This post is a little off topic, but does involve a thread extending back to the Feb CAR meetings.
A few years ago (2001--I looked it up) there was an effort by the banking industry (aided by the Fed) to get into real estate, ie the business of actually assisting in the buying and selling of homes and even managing them. The Gramm-Leach-Bliley Act of 1999 was variably interperted by different factions and if real estate was considered a financial activity there was an argument to be made in favor of the banks having broader involvement in real estate.
Predictably, the real estate trade organizations went off like a cheap bottle rocket, spending a large pile of money lobbying congress, the public, their own members and anyone in ancillary trades. They strutted and postured year after year but low and behold recent legisation, passed in 2009--by a Democratic congress and signed by a Democratic President, is being taken as a victory over banking.
Here's the problem. What did the role of banks become after the finanical meltdown, subsequent bailouts, in the prevalent short sale/REO environment that arose after houses INDEED BECAME financial in nature?
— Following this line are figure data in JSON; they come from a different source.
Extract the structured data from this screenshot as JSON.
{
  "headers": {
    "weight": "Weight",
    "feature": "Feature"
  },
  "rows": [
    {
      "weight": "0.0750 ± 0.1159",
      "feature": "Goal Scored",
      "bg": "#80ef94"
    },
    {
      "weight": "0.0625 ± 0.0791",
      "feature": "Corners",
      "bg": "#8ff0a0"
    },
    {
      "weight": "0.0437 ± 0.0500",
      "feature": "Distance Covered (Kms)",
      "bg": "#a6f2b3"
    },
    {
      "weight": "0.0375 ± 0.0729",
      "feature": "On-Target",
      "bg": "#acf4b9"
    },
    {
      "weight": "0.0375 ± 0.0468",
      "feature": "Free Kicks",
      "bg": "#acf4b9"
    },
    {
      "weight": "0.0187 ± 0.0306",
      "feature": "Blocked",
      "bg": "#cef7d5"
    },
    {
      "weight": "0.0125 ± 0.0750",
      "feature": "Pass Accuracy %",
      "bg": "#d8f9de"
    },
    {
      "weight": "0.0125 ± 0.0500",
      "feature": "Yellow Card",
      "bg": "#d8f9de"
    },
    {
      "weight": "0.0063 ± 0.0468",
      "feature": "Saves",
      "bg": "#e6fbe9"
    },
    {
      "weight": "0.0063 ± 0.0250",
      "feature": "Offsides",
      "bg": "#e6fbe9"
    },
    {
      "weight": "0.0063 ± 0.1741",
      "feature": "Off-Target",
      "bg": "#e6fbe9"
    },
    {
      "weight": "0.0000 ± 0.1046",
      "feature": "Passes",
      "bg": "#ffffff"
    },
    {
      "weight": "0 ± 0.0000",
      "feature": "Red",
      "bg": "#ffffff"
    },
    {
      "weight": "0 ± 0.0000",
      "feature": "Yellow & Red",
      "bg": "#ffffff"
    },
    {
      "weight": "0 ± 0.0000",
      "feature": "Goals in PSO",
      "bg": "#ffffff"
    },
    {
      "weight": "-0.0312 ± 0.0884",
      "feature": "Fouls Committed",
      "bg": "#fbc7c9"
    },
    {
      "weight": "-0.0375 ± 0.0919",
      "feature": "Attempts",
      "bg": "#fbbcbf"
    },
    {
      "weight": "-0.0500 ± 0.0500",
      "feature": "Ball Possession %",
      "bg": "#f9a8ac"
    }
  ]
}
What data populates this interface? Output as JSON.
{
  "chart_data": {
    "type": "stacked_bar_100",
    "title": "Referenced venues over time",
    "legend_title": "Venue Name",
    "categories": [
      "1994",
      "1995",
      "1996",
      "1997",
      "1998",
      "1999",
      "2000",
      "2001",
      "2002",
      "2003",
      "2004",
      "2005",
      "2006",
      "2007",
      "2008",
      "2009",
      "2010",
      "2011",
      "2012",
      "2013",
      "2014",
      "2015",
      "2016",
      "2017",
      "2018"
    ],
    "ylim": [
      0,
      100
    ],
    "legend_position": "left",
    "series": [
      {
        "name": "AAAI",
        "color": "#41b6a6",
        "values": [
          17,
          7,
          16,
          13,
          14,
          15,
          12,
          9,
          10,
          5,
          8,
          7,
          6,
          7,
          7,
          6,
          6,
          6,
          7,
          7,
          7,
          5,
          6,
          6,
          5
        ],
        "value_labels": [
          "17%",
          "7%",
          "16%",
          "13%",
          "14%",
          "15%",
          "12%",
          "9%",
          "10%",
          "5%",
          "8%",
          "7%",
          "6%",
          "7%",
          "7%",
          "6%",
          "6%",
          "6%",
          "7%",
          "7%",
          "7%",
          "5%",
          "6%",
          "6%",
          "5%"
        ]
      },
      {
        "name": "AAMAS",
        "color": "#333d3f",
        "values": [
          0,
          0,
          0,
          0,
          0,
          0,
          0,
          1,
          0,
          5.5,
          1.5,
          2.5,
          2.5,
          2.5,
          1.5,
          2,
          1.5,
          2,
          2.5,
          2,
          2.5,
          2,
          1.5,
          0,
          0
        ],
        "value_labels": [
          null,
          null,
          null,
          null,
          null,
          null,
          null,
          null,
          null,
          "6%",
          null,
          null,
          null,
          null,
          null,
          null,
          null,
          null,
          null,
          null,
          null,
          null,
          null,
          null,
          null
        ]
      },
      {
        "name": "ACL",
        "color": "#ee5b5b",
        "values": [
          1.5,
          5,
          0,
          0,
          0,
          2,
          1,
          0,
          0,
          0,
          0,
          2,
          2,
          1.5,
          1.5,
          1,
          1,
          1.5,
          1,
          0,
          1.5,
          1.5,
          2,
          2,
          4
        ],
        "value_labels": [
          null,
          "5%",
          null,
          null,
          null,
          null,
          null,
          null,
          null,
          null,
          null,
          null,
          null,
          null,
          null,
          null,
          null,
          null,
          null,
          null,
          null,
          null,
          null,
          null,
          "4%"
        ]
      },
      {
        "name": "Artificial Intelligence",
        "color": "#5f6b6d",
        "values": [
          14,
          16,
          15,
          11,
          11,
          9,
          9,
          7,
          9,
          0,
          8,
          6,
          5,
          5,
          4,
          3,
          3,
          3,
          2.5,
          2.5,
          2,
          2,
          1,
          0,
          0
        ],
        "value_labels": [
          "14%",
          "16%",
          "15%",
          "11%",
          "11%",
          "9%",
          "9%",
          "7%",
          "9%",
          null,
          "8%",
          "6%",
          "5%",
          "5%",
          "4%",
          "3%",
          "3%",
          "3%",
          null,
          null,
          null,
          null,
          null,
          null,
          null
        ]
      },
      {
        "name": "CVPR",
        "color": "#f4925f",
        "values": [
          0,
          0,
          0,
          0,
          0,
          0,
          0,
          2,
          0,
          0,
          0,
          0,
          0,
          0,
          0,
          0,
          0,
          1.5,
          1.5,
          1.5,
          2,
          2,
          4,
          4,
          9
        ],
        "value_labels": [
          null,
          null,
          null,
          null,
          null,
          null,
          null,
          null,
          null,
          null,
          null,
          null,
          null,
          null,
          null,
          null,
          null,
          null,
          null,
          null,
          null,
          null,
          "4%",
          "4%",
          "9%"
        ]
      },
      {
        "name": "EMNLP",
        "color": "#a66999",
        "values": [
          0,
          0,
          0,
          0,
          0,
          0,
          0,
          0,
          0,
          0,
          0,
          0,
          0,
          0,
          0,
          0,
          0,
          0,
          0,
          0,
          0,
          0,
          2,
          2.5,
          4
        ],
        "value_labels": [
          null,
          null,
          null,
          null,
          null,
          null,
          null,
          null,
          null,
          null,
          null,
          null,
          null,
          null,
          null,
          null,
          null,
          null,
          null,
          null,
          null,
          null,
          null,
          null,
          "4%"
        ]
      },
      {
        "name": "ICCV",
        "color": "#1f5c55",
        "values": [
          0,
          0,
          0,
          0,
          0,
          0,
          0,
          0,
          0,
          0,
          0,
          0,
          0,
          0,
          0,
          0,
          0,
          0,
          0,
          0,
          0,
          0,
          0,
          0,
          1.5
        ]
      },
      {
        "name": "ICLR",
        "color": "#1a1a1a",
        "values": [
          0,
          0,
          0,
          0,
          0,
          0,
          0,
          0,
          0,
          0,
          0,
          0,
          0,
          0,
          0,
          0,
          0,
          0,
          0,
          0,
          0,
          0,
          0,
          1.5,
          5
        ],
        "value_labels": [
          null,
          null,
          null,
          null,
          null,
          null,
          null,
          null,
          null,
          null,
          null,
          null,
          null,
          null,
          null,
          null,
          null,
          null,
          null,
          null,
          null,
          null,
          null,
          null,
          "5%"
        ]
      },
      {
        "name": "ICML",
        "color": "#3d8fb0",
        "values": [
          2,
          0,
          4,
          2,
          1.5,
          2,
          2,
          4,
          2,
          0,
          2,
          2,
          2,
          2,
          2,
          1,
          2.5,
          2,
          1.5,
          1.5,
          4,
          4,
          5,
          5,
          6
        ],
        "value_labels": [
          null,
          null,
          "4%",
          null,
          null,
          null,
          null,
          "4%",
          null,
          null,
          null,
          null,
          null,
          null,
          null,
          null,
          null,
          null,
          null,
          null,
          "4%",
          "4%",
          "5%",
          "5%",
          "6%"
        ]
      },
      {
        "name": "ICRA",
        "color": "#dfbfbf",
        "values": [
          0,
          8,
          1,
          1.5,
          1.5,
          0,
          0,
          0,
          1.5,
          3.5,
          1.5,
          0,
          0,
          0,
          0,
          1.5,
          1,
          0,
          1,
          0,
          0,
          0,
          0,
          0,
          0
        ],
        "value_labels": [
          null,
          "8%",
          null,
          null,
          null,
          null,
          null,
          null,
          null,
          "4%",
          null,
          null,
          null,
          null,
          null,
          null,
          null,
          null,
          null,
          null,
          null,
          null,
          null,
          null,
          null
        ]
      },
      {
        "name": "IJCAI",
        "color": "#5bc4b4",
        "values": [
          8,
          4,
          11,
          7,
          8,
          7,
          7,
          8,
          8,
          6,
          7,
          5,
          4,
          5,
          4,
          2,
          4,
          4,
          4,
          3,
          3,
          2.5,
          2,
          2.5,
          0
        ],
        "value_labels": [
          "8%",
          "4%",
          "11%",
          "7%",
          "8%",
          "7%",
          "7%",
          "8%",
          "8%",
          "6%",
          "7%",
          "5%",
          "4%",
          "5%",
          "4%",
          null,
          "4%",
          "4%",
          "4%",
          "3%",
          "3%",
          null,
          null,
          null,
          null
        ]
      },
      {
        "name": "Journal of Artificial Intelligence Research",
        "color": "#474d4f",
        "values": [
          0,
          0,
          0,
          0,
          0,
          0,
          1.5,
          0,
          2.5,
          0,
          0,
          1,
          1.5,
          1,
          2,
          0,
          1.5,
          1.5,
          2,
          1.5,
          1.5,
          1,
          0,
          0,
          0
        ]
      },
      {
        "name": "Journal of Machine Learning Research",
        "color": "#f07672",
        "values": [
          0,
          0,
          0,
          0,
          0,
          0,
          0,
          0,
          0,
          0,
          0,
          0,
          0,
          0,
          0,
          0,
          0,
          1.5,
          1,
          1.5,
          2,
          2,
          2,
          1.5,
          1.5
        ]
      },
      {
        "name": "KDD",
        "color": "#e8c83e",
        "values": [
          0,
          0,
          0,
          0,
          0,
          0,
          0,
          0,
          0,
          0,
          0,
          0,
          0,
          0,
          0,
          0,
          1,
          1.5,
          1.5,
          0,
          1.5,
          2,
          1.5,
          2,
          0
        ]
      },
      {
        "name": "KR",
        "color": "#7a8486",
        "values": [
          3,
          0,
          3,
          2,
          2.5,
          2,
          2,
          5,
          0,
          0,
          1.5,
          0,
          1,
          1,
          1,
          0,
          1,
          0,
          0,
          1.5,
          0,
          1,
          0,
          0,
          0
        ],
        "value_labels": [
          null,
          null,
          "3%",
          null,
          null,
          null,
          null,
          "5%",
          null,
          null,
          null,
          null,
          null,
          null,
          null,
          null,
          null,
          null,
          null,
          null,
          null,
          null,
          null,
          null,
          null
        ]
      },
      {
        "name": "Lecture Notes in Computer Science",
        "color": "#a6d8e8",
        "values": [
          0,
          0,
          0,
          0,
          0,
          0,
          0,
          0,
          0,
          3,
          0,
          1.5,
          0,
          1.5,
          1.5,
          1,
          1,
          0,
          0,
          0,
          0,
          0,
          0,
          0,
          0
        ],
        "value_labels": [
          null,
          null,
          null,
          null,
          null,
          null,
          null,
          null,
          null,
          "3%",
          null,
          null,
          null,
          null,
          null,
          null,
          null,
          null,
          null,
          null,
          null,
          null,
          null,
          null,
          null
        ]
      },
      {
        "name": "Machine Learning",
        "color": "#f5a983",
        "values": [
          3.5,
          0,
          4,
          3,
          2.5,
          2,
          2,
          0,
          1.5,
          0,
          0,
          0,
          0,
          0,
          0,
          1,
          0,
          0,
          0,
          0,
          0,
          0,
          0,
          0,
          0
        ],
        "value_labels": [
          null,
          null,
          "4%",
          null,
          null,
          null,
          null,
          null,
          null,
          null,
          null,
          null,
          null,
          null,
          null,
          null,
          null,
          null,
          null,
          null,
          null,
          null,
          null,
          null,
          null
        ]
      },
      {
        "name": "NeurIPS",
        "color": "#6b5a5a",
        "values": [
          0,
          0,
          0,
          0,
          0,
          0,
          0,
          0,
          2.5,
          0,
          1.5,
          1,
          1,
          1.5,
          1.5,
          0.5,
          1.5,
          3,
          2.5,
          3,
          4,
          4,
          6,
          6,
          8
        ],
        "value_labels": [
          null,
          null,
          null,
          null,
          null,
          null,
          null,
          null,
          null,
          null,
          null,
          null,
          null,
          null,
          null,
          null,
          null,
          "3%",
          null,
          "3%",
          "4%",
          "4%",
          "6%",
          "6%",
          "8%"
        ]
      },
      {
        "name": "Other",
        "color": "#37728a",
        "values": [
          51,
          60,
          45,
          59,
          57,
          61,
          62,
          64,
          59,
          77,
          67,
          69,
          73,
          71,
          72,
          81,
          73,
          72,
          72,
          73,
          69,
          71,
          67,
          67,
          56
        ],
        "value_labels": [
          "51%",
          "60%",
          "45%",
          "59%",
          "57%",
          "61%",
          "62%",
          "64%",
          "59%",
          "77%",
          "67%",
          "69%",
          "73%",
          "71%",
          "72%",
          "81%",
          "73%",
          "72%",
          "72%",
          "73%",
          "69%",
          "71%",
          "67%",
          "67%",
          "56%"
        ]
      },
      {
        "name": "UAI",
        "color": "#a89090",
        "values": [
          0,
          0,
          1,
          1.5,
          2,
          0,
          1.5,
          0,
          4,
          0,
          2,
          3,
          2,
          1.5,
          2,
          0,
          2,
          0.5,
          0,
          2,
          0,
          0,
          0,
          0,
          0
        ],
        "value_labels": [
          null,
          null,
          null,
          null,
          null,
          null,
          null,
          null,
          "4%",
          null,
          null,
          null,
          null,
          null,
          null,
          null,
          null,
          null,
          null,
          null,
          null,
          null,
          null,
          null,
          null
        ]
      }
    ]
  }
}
No matter how you spin it, BANKS ARE IN REAL ESTATE--TODAY. They set prices, commissions, adjust terms, have their own contracts, they even manage property. Banks control a substantial portion of the real estate market and they do it with big help from the taxpayers. In some areas they control over half the listings. True, there are real estate agents involved, but the business activities they perform are not like those in a traditional real estate market.
What are the trade organizations doing? Well, they just declared victory over the banking industry in 2009, limiting their options just a bit. They are diligently creating seminars covering how to retain a modicum of sanity dealing with short sales and REOs, but warning of huge liability associated with these new business partners--the DEFEATED BANKING INDUSTRY. It seems they don't always play using conventional real estate type rules. Wonder who has a bigger lobbying budget?
Where does all this leave the public? Oh yeah, well those financial instruments that they used to live in suffered some volatility in value leading to a loss of equity and, well, you know, if you got no equity things just get tough all over--ask all the real estate agents that lost their homes.
Time will tell who the real winners are in this lopsided contest, but members of the public have very slim odds at this point.